Il Tribunale di Palermo aveva richiamato, invece, altro precedente della Sesta Sezione penale della Corte di Cassazione, la quale, adeguandosi al precedente orientamento, aveva effettivamente sancito il principio per cui i limiti alla pignorabilità dei crediti retributivi e pensionistici di cui all’art. 545 cpc sono applicabili anche al sequestro preventivo, in quanto espressione di principi generali, volti ad assicurare i diritti fondamentali e inalienabili della persona. Il problema ora era verificare se quel principio espresso in via generale fosse applicabile anche al caso specifico delle somme versate quale montante per l’erogazione poi di una pensione integrativa.
La Corte ribadisce che prevalente e condivisibile è l’orientamento in base al quale i limiti di cui all’art. 545 cpc siano applicabili anche al sequestro preventivo finalizzato alla confisca, stante la necessità di tutelare gli interessi primari dell’individuo, sebbene ci siano altri precedenti che mostrino di aderire ad una ricostruzione diversa, per cui i limiti di cui all’art. 545 cpc non opererebbero in relazione al sequestro preventivo, quanto meno nel caso in cui le somme siano già state acquisite dal titolare del trattamento e si siano confuse col suo patrimonio mobiliare (in questo senso si è espressa Cassazione, Seconda Sezione penale 18 settembre 2017 n.42533).
La Corte ritiene comunque che gli orientamenti di marca profondamente garantista sopra menzionati non siano applicabili al caso di specie, in cui non rileverebbe affatto l’art. 545 cpc. che non sarebbe applicabile nel caso di fondi pensione ad accumulo.
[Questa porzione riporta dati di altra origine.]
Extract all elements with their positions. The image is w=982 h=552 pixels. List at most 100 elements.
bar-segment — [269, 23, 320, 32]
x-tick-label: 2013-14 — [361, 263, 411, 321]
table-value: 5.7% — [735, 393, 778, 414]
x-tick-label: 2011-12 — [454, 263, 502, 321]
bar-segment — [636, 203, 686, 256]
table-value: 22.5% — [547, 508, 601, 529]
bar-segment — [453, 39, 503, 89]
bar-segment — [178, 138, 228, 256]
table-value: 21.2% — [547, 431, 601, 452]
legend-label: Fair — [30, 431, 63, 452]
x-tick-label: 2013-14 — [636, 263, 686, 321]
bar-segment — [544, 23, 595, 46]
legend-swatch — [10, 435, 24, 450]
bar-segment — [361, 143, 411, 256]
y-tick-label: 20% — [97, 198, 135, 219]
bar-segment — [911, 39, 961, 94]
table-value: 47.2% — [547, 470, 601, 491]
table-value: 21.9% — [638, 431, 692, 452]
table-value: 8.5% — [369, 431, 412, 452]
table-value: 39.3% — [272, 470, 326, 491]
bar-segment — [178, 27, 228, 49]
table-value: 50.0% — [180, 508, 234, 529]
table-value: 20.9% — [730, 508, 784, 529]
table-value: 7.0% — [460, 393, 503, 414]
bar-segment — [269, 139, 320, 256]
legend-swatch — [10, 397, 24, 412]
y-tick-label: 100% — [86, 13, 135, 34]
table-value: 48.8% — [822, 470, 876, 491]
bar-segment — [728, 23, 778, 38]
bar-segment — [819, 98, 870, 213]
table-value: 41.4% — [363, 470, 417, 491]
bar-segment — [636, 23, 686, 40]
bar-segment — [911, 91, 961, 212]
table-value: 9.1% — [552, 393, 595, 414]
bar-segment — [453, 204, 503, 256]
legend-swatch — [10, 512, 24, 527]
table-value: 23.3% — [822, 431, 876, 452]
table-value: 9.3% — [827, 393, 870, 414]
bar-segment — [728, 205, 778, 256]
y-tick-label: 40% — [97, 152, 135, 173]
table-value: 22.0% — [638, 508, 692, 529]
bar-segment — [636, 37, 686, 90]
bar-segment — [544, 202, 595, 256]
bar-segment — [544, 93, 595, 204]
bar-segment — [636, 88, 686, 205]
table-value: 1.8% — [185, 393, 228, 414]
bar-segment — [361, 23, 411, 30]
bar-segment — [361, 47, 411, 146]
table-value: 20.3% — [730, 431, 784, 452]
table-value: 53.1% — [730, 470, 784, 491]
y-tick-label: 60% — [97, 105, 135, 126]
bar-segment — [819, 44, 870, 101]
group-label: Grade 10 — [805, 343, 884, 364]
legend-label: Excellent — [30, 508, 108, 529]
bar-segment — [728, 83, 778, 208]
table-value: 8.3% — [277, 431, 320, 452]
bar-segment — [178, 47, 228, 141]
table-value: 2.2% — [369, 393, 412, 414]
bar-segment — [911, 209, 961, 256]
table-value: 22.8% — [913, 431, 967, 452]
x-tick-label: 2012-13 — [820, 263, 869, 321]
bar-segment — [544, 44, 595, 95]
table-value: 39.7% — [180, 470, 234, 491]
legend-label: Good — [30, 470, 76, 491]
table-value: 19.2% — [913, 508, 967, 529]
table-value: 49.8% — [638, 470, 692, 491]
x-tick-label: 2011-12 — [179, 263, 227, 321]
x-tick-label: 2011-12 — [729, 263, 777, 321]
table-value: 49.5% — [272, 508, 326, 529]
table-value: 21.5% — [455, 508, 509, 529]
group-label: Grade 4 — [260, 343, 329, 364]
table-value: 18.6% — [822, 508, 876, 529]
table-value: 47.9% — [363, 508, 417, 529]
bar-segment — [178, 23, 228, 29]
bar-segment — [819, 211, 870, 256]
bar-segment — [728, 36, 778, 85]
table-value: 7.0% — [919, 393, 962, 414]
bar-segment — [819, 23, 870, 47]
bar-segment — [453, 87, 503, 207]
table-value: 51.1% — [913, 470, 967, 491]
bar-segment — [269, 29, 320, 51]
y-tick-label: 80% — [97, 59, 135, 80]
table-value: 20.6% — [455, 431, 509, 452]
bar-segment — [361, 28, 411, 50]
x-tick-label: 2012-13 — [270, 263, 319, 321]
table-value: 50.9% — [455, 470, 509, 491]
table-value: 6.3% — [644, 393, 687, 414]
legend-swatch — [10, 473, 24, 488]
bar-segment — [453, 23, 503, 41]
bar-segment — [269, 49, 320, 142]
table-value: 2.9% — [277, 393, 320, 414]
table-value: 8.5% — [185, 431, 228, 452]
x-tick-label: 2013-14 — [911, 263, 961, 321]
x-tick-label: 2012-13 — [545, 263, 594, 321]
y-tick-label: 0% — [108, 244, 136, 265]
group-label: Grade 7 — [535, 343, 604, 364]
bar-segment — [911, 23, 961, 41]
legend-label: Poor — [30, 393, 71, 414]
Si tratta di strumenti finanziari che, infatti, pur avendo funzione latamente previdenziale, non sono legati a corrispettivi derivanti da un rapporto lavorativo. Inoltre, come la stessa espressione “fondi pensionistici integrativi” lascia trasparire, si tratta di forme di previdenza che vanno ad integrare quel nucleo essenziale di prestazioni, su cui si appunta l’intangibilità cui si riferisce l’art. 545 cpc.
A sostegno di tale impostazione, la Corte richiama altri suoi precedenti aventi ad oggetto sequestri preventivi di polizze assicurative sulla vita, ritenuti assolutamente legittimi, anche in forza della considerazione per cui non sono estensibili automaticamente alla materia penale quei principi espressi da norme civili.
La Corte, infine, quindi, assimilando il fondo pensione allo strumento dell’assicurazione sulla vita ne ammette la sequestrabilità preordinata alla successiva confisca e rigetta il ricorso presentato.